6 thoughts on “Gail Webster Series, 1-5”

  1. Very interesting series, and very thought-provoking. Well done, Marney! Wishing Gail Webster’s daughters the peace that comes with answered questions.

  2. Found this on WDIV from 2020. They were 20-25 years old, and the car was a blue or green 1968-1970 Pontiac Tempest or Chevrolet. It was beat up and rusted, according to authorities. The suspects in the Gail Webster case. The car sounds familiar?

  3. Not to change the subject, but this case has some similarities to a 2010 Grosse Pointe death that was ruled a suicide. Like someone used the Webster case as a playbook. Coincidentally, it is tied to a person in the OCCK investigation.

    1) Daughters searching for the true story. Know it was not a suicide.

    2) Keys mysteriously disappeared from victim six weeks before her disappearance, then mysteriously appeared on the victim.

    3) A law enforcement official is the prime suspect. This person is also an OCCK investigator.

    4) Prime suspect is cleared because he was allegedly working an undercover operation nearby.
    He refused to take a polygraph test.

    5) Theory is the victim heard or saw something regarding the prime suspect that scared her. She had an appointment to meet with the FBI. FBI will not comment.

    6) Victim told daughter that if anything happened to her, look at the prime suspect.

    7) Police botched the initial investigation. Then they made a critical mistake. They showed up at the victim’s house an hour after she was expected home to report to the daughter that the victim was missing, and her car was left stranded at the church. Problem is, it was not the victim’s car. It was the daughter’s car. How did police know it was the mother who was missing? Police later dispute that they ever sent an officer to the house.

    8) Police would not listen to a witness who saw and identified the suspect with the victim at the time. Or a witness who saw her running down the road. First witness ends up dying unexpectedly.

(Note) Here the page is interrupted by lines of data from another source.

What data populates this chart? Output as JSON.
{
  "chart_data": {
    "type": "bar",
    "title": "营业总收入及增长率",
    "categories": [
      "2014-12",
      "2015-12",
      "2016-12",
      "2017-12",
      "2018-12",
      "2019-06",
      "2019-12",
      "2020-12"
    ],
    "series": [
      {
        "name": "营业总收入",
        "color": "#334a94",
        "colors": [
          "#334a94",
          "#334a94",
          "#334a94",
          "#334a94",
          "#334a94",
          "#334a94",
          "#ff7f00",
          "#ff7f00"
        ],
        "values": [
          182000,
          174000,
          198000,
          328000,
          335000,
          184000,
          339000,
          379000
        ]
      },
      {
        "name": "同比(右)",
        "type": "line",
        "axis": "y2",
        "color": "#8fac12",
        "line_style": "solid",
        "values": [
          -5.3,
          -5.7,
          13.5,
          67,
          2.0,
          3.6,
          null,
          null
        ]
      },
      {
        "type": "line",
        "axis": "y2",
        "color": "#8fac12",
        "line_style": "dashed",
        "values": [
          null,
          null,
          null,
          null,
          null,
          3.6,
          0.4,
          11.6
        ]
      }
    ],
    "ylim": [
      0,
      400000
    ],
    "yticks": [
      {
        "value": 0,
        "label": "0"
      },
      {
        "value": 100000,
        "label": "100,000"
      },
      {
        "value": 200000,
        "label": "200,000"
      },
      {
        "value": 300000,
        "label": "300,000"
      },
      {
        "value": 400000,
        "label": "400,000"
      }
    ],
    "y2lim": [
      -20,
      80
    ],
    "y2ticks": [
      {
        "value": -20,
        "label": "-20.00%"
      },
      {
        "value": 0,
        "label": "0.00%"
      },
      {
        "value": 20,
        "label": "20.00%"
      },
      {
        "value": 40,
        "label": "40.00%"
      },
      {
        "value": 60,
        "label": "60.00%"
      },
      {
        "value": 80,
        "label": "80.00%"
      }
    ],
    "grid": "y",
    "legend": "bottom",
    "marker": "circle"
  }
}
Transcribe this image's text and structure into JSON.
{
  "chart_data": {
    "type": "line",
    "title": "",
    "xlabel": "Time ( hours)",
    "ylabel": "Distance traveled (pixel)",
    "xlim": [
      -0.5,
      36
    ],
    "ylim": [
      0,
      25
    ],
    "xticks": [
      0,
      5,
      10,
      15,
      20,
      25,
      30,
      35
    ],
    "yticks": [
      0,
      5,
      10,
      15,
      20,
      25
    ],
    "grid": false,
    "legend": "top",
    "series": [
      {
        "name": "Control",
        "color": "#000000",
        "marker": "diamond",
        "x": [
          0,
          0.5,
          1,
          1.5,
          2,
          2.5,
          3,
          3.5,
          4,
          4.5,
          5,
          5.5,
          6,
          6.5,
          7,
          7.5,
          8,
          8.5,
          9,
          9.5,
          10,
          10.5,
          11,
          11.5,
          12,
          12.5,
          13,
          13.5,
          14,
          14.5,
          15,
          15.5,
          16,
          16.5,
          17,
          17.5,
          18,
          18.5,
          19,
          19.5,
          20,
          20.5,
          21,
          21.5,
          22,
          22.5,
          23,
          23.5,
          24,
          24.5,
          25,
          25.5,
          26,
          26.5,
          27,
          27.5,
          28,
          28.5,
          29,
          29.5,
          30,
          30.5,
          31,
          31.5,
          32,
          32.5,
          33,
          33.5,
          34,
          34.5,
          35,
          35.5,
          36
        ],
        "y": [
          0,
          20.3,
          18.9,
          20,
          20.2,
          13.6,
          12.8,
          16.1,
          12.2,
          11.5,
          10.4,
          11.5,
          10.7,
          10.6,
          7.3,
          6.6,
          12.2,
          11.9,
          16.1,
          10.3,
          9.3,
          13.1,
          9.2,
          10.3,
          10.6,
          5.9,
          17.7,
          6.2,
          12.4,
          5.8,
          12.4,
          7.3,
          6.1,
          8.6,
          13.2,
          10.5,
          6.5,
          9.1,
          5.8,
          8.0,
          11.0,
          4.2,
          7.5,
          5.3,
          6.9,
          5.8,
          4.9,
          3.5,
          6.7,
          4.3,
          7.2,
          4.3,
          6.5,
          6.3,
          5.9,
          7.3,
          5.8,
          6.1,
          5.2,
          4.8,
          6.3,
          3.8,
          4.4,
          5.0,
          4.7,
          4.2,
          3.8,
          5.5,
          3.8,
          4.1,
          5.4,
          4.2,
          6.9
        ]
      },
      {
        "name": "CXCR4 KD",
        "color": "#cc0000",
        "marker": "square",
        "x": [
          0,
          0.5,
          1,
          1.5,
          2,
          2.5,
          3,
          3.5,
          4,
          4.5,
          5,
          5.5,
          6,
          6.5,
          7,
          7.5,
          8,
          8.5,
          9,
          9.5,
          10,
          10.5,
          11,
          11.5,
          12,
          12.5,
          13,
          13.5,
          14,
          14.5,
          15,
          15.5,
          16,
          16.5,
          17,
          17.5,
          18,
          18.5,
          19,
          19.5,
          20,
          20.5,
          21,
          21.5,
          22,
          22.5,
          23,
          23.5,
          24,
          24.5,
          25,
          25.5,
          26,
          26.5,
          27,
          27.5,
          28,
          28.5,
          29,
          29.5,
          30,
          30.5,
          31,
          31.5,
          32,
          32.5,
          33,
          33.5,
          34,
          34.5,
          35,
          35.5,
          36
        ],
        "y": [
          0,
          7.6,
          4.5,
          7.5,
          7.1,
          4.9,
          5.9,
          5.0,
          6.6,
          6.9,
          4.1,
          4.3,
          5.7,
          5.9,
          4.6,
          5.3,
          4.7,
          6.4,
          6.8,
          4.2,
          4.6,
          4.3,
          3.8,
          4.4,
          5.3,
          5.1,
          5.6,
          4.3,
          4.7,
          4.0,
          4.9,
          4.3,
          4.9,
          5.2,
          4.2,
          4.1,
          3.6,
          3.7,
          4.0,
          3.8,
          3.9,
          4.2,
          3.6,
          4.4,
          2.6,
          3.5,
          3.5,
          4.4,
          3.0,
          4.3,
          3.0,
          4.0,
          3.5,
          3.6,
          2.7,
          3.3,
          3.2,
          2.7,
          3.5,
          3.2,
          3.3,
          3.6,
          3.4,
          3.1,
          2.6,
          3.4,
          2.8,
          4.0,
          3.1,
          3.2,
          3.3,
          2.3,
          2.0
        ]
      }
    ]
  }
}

    9) Police dispose of critical evidence.

    10) Police ignore official autopsy reports. Claim suicide by drowning with no water in the lungs.

    Best to watch the videos of the report.


  4. Cathy,

    Susie-Q waitress and Harmony House employee Kari Mahrle was NOT the tipster to the OCCK taskforce about RVH. After all, as part three of this series points out, that particular tip was called in at a time when Gail Webster was still very much alive.

    The article does not state specifically that Mahrle was the OCCK taskforce tipster. No, her quotes only state she called a newspaper (and just the newspaper, not the taskforce) after she learned of Webster’s murder.

    It seems to me that RVH was fishing when he confronted Mahrle (before Webster’s murder!) at Harmony House about the child porn found in the trash near his boat. He needed to know exactly who else knew about it.

    It seems that only someone who had actually been aboard RVH’s boat would have known about the porn. We know Gail Webster was aboard that boat, but no one else from either Susie-Q or Harmony House, right?

    I bet Gail Webster herself was the tipster, and by confronting Mahrle, RVH was trying to discern whether Webster had told any of her fellow employees. Apparently, she had not. (Lucky for them – they might have ended up murdered too.)

    If a copy of the tip to the OCCK task force about RVH from the “Harmony House” employee is still extant, then I bet it says that the tipster was Gail Webster herself.

    Any chance that anyone could get a look at that tip?

    1. Paul, it is so awesome when someone reads carefully and pays attention. The only way I see to get the task force info on RVH is via a FOIA request. The MSP’s policy and approach to FOIA has had its desired effect. If your last name is King, Broad or Keenan it seems there is a big surcharge just to get off the dime and start the meter for the document search. Because their stuff is not computerized, time is spent searching that seems to get passed on with a surcharge. It discourages inquiry and thwarts the purpose of the FOIA. What about multiple FOIA requests for the RVH file or any documents related to tips called in on him in the OCCK case? It can be done online. If they try to charge $250 for 2 documents, we appeal or crowd fund the cost. RVH is dead. This is not an ongoing investigation in any real sense of the phrase. It should take one day to respond, if the OCCK files made any sense and good to go. Anybody can file a FOIA request.